(Carl Theodor Dreyer's 1928 "The Passion of Joan of Arc" is available on the Criterion Collection's DVD at Netflix.)
The idea of what makes a woman hero dates back at least to female medieval mystics, among them Joan of Arc, the illiterate French peasant girl whose "divine voices" told her to unite France, assist in the crowning of the young Charles VII and expel the English invaders. For her trouble she was betrayed by French collaborators in 1431, turned over to a Church court, tried for heresy -- there were 29 "examinations" combined with torture, during which she disavowed her voices but then recanted -- and burned at the stake, all by the time she was 19 years old.
Every Catholic schoolgirl knows Joan's story -- as much frightening cautionary tale as feminist inspiration -- though actually a number of cultures have legends or historical instances of young women who transgressed conventions of their time, dressed in men's clothing and took up arms and leadership at moments of crisis, often to repel invaders.

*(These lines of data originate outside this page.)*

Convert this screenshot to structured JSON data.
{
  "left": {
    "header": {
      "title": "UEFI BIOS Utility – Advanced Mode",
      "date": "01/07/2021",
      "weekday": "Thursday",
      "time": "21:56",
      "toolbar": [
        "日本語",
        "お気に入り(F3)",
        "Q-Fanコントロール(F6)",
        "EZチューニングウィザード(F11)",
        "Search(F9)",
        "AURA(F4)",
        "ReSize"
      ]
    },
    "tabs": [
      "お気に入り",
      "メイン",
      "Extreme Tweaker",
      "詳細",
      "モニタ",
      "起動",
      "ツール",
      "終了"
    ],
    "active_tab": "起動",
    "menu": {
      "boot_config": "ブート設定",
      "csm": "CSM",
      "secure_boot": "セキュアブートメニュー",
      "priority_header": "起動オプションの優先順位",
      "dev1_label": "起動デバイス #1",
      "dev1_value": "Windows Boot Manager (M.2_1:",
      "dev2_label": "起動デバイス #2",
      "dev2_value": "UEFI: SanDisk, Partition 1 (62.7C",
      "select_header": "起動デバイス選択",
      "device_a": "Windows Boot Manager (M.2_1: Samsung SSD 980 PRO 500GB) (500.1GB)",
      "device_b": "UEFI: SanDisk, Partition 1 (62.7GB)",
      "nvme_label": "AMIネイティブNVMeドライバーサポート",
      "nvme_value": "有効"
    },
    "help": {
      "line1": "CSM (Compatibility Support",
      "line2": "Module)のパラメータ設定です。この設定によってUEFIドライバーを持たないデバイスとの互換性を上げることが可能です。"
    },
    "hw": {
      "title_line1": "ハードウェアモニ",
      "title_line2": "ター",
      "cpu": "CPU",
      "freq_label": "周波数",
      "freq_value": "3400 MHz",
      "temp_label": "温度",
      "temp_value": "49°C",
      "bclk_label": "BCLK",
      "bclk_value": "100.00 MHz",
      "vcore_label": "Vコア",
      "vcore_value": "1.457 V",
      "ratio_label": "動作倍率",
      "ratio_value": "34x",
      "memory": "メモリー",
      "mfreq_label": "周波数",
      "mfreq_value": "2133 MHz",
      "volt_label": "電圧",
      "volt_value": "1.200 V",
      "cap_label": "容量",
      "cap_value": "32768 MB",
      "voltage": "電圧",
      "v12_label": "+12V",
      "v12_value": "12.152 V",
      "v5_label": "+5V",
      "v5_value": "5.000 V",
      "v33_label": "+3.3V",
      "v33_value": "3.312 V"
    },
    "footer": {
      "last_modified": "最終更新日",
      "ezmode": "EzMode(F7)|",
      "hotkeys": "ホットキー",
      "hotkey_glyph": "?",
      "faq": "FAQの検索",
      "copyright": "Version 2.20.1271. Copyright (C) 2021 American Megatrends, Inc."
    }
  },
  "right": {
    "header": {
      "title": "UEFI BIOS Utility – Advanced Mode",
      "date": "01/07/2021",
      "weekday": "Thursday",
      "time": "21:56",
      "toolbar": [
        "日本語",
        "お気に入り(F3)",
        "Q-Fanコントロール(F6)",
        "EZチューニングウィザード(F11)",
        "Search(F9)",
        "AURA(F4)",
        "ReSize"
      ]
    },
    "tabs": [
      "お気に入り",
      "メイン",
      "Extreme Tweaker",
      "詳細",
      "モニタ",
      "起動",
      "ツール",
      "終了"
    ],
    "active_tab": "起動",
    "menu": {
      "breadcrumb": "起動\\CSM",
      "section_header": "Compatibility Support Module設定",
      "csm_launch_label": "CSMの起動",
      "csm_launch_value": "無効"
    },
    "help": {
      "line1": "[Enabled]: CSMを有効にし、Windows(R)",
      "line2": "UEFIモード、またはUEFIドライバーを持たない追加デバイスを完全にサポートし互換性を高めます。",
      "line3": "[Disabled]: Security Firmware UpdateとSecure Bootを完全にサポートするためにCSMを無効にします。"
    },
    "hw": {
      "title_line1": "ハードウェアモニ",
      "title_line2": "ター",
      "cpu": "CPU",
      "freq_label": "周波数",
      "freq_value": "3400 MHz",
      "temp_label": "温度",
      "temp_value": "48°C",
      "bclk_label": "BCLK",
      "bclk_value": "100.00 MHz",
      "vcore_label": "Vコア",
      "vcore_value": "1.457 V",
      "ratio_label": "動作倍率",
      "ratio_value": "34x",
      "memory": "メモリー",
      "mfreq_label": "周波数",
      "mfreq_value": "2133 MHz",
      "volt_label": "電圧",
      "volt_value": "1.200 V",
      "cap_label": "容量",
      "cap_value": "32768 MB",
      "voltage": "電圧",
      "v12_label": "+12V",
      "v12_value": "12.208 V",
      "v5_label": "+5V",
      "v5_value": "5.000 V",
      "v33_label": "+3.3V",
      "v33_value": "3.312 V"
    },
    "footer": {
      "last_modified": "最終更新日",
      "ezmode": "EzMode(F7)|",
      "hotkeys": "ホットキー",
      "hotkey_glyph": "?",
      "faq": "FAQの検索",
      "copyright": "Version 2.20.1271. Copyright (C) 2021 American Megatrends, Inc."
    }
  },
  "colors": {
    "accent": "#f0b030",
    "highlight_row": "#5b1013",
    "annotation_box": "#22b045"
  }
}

The Danish director Carl Theodor Dreyer's 1928 film about Joan's trial and execution is by no means the first cinematic treatment of "the maid of Orleans" -- at least seven movies preceded his, the earliest in 1895 -- though the Catholic Church did not declare Joan a saint until 1920. Ingrid Bergman played Joan twice -- in Victor Fleming's 1948 adaptation of Maxwell Anderson's play and again in 1954 for Rossellini. Otto Preminger launched Jean Seberg's career by casting her in his 1957 film based on George Bernard Shaw's play (the screenplay by that great novelist of Catholic doubt, Graham Greene). Director Robert Bresson's Joan film came out in 1962, and in 1997 Luc Besson cast Milla Jovovich in "The Messenger," still-popular on DVD and featuring Joan in battle. The most recent effort seems to be the riveting 2003 Hungarian film "Joan of Arc on the Night Bus," best described as a post-modern opera, which incidentally screened here in Syracuse several years ago courtesy of the Syracuse International Film Festival. This list is not exhaustive, but illustrates an enduring fascination with Joan.